How data is collected and analysed is changing at exponential rates. In industry — and I know this from talking and consulting with hundreds of companies — so much data is being collected that many companies are either confused with, or overwhelmed by, all of the ways to leverage and analyse their data.
Comparing what it meant to analyse data in the early days of high performance computing (HPC) to what it means today is like comparing apples and oranges – similar, but so different.
This article will provide a brief history of the evolution of HPC data analytics then focus more substantively on recent use cases of applied/industrial analytics and go into some technical detail about what architecture and tools are available to drive today’s data analytics.
Data analytics come in many different forms. Even the largest of companies have traditionally analysed data manually in spreadsheets or have relatively rudimentary visual analytics in infoviz format.
Though AI has been around for decades, leveraging the power of AI (ML and DL), particularly in a HPC compute environment, is relatively new, especially in industry. Add opportunities in geospatial analysis and more sophisticated visualization in harmony with increased computing power and more analytics are taking on a deeper, more sophisticated capability, providing greater business intelligence more efficiently as we head into the next industrial revolution.
Examples of Applied/Corporate HPC Data Analytics
From DataFloq (4 Ground Breaking Use Cases of Big Data and High Performance Computing, 26 July 2015) “One company that deals with these volumes is PayPal. On a daily basis, they deal with 10+ million logins, 13 million transactions and 300 variables that are calculated per event to find a potentially fraudulent transaction. Thanks to High-Performance Data Analytics, PayPal saved in their first year of production over $700 million in fraudulent transactions that they would not have detected previously.”
In the area of medical imaging, “Pfizer uses machine learning for immuno-oncology research about how the body’s immune system can fight cancer.” (Built-In, 1 February 2019, Ultra Modern Medicine: 5 Examples of Machine Learning in Healthcare) In terms of industrial impact, Pfizer collaborated with a Chinese tech startup “to develop an artificial intelligence-powered platform to model small-molecule drugs as part of its discovery and development efforts. The project will combine quantum mechanics and machine learning to help predict the pharmaceutical properties of a broad range of molecular compounds.”
Autonomous vehicles are evolving quickly yet with seemingly so far yet to go. Deep learning impacts many elements in autonomous, according to Forbes’ 20 August 2018 article, 10 Amazing Examples Of How Deep Learning AI Is Used In Practice? “There's not just one AI model at work as an autonomous vehicle drives down the street. Some deep-learning models specialise in streets signs while others are trained to recognise pedestrians. As a car navigates down the road, it can be informed by up to millions of individual AI models that allow the car to act.”
There’s so much more, of course. From crop protection to drug discovery to insurance cost controls to smart manufacturing, AI now plays an important role in industrial advancements and successes.
At least partially due to the data deluge, analytics today are driven more frequently by advanced computing resources. CPUs have traditionally run most analytics jobs, and even that evolution has seen significant changes.
In a 24 August 2016 insideHPC article, The Evolution of HPC, change from the need for huge CPU clusters was described. “Instead of a monolithic CPU that manages MPI or SHMEM communication a programmable co-design presents a new model that blurs the lines between discrete cluster components (i.e. the server, accelerators, and the network). A network co-design model allows data algorithms to be executed more efficiently using smart interface cards and switches.”
Meanwhile, GPUs are now very much in the analytics mix, depending on what is being analysed. Our recent upgrades to our evergreen iForge industrial cluster has expanded the use of both Skylake CPUs and NVIDIA V100 GPUs. Benchmarking across domains, including on a variety of data analytics workflows, has shown up to 60% performance uplift with GPUs.

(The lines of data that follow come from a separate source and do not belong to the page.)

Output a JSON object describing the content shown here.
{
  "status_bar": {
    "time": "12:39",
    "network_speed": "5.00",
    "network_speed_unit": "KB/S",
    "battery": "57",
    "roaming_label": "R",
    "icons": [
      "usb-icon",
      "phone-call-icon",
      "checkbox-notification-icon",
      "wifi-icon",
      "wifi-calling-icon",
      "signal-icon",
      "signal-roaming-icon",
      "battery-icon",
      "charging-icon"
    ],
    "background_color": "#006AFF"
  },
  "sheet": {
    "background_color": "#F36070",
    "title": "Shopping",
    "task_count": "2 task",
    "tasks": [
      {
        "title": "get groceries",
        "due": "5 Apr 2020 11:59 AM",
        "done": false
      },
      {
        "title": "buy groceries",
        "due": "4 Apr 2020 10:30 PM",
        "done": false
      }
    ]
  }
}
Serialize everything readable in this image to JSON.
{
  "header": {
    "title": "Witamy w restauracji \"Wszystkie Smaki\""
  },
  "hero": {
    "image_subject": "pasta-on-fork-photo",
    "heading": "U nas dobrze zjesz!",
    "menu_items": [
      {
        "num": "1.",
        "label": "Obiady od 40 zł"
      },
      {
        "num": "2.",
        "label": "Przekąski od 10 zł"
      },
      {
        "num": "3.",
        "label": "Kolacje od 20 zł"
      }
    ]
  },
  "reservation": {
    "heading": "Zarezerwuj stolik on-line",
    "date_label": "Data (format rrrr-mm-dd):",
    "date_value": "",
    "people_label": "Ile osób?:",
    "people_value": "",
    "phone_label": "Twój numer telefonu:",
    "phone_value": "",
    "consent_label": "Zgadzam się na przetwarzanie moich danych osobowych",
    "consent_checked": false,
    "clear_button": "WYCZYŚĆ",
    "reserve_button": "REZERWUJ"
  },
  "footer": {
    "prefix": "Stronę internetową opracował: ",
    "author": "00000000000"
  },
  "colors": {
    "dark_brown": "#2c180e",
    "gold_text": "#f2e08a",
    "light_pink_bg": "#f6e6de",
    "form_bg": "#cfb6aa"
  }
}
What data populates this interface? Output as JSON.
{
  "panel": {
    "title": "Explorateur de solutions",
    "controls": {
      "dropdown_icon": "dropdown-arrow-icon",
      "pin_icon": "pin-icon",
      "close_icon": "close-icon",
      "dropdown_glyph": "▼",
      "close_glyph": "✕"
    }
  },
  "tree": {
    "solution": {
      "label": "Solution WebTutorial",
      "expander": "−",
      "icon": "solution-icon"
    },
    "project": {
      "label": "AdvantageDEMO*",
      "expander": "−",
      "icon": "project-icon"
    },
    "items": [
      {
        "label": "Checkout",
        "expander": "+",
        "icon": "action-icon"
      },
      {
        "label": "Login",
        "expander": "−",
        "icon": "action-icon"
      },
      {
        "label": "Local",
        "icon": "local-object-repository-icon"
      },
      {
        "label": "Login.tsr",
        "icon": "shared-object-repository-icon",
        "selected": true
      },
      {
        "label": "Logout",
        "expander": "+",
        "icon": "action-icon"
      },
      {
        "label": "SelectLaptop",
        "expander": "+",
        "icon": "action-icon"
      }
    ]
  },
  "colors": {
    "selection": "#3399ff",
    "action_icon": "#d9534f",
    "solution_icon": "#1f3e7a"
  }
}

AI has expanded its reach in today’s analytics as driven by HPC thanks to the confluence of machine learning and deep learning with other domains like modeling & simulation and bioinformatics. Oil & gas, healthcare, financial services, agriculture and more sectors take advantage of advances in analytics capabilities in creating enhanced services and generating more business.
HPC drives sophisticated data analytics. AI needs the power of HPC to collect and analyse in this era of data deluge. For industry, the more intelligence derived from data and in as short a time as possible equates to better products and services and, ultimately, ROI.
The next five years should be more of the same as we approach Exascale capacity to drive more data to deeper, more sophisticated solutions. Think about what is happening now, then add significantly more compute power, more tools, more experts, and more companies driving our evolution through their increasing applied needs. Now things are advancing exponentially. It’s going to be an incredible ride!
Brendan McGinty is Director of Industry for the National Center for Supercomputing Applications (NCSA) at the University of Illinois at Urbana-Champaign.